Dan akhirnya hari itu tiba, buku yang sedang kubaca (keduanya) hampir menyentuh halaman-halaman terakhirnya. Kekhawatiran itu mulai datang lagi, kekhawatiran tidak bisa menemukan buku yang sama kuatnya dengan buku yang sedang kubaca itu. Namun lagi-lagi semesta mengingatkanku, bahwa ia akan dengan setia mengirimkan buku-buku dan bacaan-bacaan padaku tepat setiap aku membutuhkan dan siap menerimanya. Tepat sebelum bab akhir buku pertama habis kubaca, si Manis mengunggah sebuah foto buku yang sedang dibacanya. "Highly recommended when you don't have money to go to therapy, read this book!" tulisnya disitu. Sesekali ia juga meng-capture halaman-halaman yang menurutnya menarik di buku itu. Sayangnya buku itu terlampau mahal untuk kubeli saat ini (di masa-masa akhir bulan menanti m-banking berbunyi lagi). Dengan cukup sedih kuterima kenyataan bahwa setelah halaman terakhir kedua buku ini kubalik, aku baru bisa membenamkan diri ke buku-buku lagi paling cepat awal bulan depan. Tak lama setelah itu, seorang teman yang kukabari bahwa aku sudah hampir menyelesaikan buku-buku bacaanku, memberikan sebuah rekomendasi buku yang pernah ia baca dan cukup mengubah caranya berpikir menjadi lebih baik. Dengan gembira kuterima rekomendasi itu dan juga dengan cukup mudah aku mendapatkan akses untuk membaca buku itu.

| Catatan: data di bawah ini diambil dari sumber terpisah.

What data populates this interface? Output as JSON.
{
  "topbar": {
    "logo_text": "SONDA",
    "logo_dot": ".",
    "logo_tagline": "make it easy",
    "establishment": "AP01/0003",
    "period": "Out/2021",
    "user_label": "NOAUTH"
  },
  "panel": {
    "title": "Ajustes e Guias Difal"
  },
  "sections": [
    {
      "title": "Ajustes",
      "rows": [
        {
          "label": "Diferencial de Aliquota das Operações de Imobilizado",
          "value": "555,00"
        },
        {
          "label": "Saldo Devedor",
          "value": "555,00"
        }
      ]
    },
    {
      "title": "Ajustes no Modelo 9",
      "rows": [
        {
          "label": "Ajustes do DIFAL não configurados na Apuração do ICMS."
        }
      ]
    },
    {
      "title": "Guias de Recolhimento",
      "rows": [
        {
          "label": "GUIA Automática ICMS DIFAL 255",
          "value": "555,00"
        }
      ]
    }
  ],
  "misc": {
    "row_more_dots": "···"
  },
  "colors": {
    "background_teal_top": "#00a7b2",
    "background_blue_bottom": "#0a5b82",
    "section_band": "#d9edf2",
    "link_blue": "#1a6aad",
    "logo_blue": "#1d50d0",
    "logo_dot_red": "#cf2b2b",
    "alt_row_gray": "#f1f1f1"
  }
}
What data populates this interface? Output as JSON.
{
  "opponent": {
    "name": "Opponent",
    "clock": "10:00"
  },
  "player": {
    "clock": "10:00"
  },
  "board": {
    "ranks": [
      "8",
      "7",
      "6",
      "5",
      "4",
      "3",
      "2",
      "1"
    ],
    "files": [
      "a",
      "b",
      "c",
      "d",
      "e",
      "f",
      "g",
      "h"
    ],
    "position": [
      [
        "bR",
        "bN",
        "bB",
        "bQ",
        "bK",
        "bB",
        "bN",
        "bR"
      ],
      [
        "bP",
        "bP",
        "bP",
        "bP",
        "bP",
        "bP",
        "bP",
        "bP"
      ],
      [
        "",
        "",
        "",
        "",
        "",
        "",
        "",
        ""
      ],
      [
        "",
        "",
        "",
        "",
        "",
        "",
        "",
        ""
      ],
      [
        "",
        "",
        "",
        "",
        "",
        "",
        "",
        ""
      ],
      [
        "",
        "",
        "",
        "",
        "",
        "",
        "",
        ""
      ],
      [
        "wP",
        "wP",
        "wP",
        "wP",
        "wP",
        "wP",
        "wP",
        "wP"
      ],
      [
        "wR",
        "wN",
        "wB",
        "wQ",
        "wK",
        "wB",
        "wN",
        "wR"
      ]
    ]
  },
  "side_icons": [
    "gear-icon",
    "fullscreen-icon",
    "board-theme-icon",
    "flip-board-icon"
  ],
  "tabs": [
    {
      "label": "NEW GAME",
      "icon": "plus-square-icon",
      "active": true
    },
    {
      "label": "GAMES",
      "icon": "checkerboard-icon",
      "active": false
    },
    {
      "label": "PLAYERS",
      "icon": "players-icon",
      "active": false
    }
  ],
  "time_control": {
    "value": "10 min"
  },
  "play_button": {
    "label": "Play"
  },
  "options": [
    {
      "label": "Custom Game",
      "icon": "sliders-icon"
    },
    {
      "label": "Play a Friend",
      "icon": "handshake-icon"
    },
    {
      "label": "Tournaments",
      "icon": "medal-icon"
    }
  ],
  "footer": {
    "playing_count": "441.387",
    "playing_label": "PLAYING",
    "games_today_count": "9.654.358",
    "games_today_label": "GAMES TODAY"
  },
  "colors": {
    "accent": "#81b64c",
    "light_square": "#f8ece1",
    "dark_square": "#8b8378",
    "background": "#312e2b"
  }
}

Sebelum aku membuka halaman pertama buku tersebut, aku menarik nafas panjang dan mengamini apa-apa yang sebelumnya telah kubaca dari buku-buku yang setengah mati kutahan agar tak cepat tiba di halaman terakhir: tarikanlah tarianmu saat ini, disini, kini. Tidak ada yang perlu diklawatirkan tentang masa lalu atau masa depan, karena semua hal akan datang padamu ketika waktunya kau mendapatkannya dan dirasa siap menerimanya. Begitu juga dengan buku-buku (yang sedang kubaca dan akan kubaca di masa mendatang).